I thought her relationship with her mother was beautiful. In the beginning I didn’t like A-ma because she was so harsh with Li-Yan, but she really grew on me and it was wonderful to watch their relationship grow and to see the softness in A-ma after the birth of Yan-yeh. I really enjoyed all the mother/daughter relationships in this book and the relationships between all of the women.

I didn’t enjoy the format of Hayley’s story as much (I think I would have preferred 1st person POV), but I learned a lot from her experience as well. I’ve thought about the challenges immigrants face in moving to America/Canada, but I haven’t put much thought into what it must be like to have parents that don’t look like you and to have so many stereotypes forced upon you. You always expect that your parents would be people that you could relate to and take advice from, but when your lived experience is so different from theirs, it must be so difficult not to have that shared experience and reassurance from your parents.

It was also interesting to learn a little bit about the one-child policy. I can’t imagine what that must have been like for Chinese mothers and it’s upsetting to see girls so little valued in a culture. It was interesting to read about Li-yan’s experience giving up her daughter and I’d love to learn more from other perspectives of women who’ve had to make decisions to give up their daughters.

And of course there was the tea. I didn’t think I could find tea so fascinating! I had no idea there was so much history behind tea and I’d never heard of Pu’er tea, so it was interesting to learn about how tea production changed Yunnan province, world tea markets, and became such a phenomenon. What I really liked about this book is that it started in the 90’s. I couldn’t believe there were villages in China that were so remote and unconnected to the world within my lifetime.

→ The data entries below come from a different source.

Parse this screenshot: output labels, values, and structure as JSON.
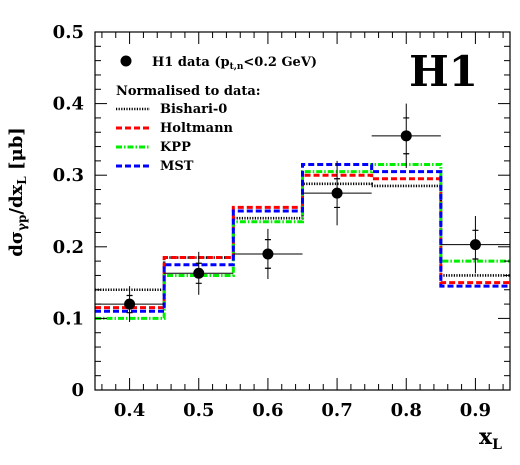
{
  "chart_data": {
    "type": "step",
    "logo": "H1",
    "xlabel": {
      "main": "x",
      "sub": "L"
    },
    "ylabel": {
      "d1": "d",
      "sigma": "σ",
      "sub1": "γp",
      "mid": "/dx",
      "sub2": "L",
      "unit": " [μb]"
    },
    "xlim": [
      0.35,
      0.95
    ],
    "ylim": [
      0,
      0.5
    ],
    "x_ticks": [
      {
        "value": 0.4,
        "label": "0.4"
      },
      {
        "value": 0.5,
        "label": "0.5"
      },
      {
        "value": 0.6,
        "label": "0.6"
      },
      {
        "value": 0.7,
        "label": "0.7"
      },
      {
        "value": 0.8,
        "label": "0.8"
      },
      {
        "value": 0.9,
        "label": "0.9"
      }
    ],
    "y_ticks": [
      {
        "value": 0,
        "label": "0"
      },
      {
        "value": 0.1,
        "label": "0.1"
      },
      {
        "value": 0.2,
        "label": "0.2"
      },
      {
        "value": 0.3,
        "label": "0.3"
      },
      {
        "value": 0.4,
        "label": "0.4"
      },
      {
        "value": 0.5,
        "label": "0.5"
      }
    ],
    "bin_edges": [
      0.35,
      0.45,
      0.55,
      0.65,
      0.75,
      0.85,
      0.95
    ],
    "data": {
      "name_main": "H1 data (p",
      "name_sub": "t,n",
      "name_tail": "<0.2 GeV)",
      "x": [
        0.4,
        0.5,
        0.6,
        0.7,
        0.8,
        0.9
      ],
      "y": [
        0.12,
        0.163,
        0.19,
        0.275,
        0.355,
        0.203
      ],
      "stat_err": [
        0.012,
        0.014,
        0.02,
        0.02,
        0.025,
        0.02
      ],
      "tot_err": [
        0.025,
        0.03,
        0.035,
        0.045,
        0.045,
        0.04
      ],
      "x_halfwidth": 0.05
    },
    "legend_header": "Normalised to data:",
    "series": [
      {
        "name": "Bishari-0",
        "color": "#000000",
        "style": "dotted",
        "values": [
          0.14,
          0.185,
          0.24,
          0.288,
          0.285,
          0.16
        ]
      },
      {
        "name": "Holtmann",
        "color": "#ff0000",
        "style": "dashed",
        "values": [
          0.115,
          0.185,
          0.255,
          0.3,
          0.295,
          0.15
        ]
      },
      {
        "name": "KPP",
        "color": "#00ee00",
        "style": "dashdot",
        "values": [
          0.1,
          0.16,
          0.235,
          0.305,
          0.315,
          0.18
        ]
      },
      {
        "name": "MST",
        "color": "#0000ff",
        "style": "dashed",
        "values": [
          0.11,
          0.175,
          0.25,
          0.315,
          0.305,
          0.145
        ]
      }
    ]
  }
}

It was fascinating to see how they evolved and changed as the modern world came to them in search of tea. It gave me a whole new appreciation for tea!

There is so much going on in this novel, but it all worked and was immensely compelling. It was a beautiful novel about the struggles women face, the relationship between mothers and daughters, and the ways in which we change and adapt to the world around us. Would definitely recommend!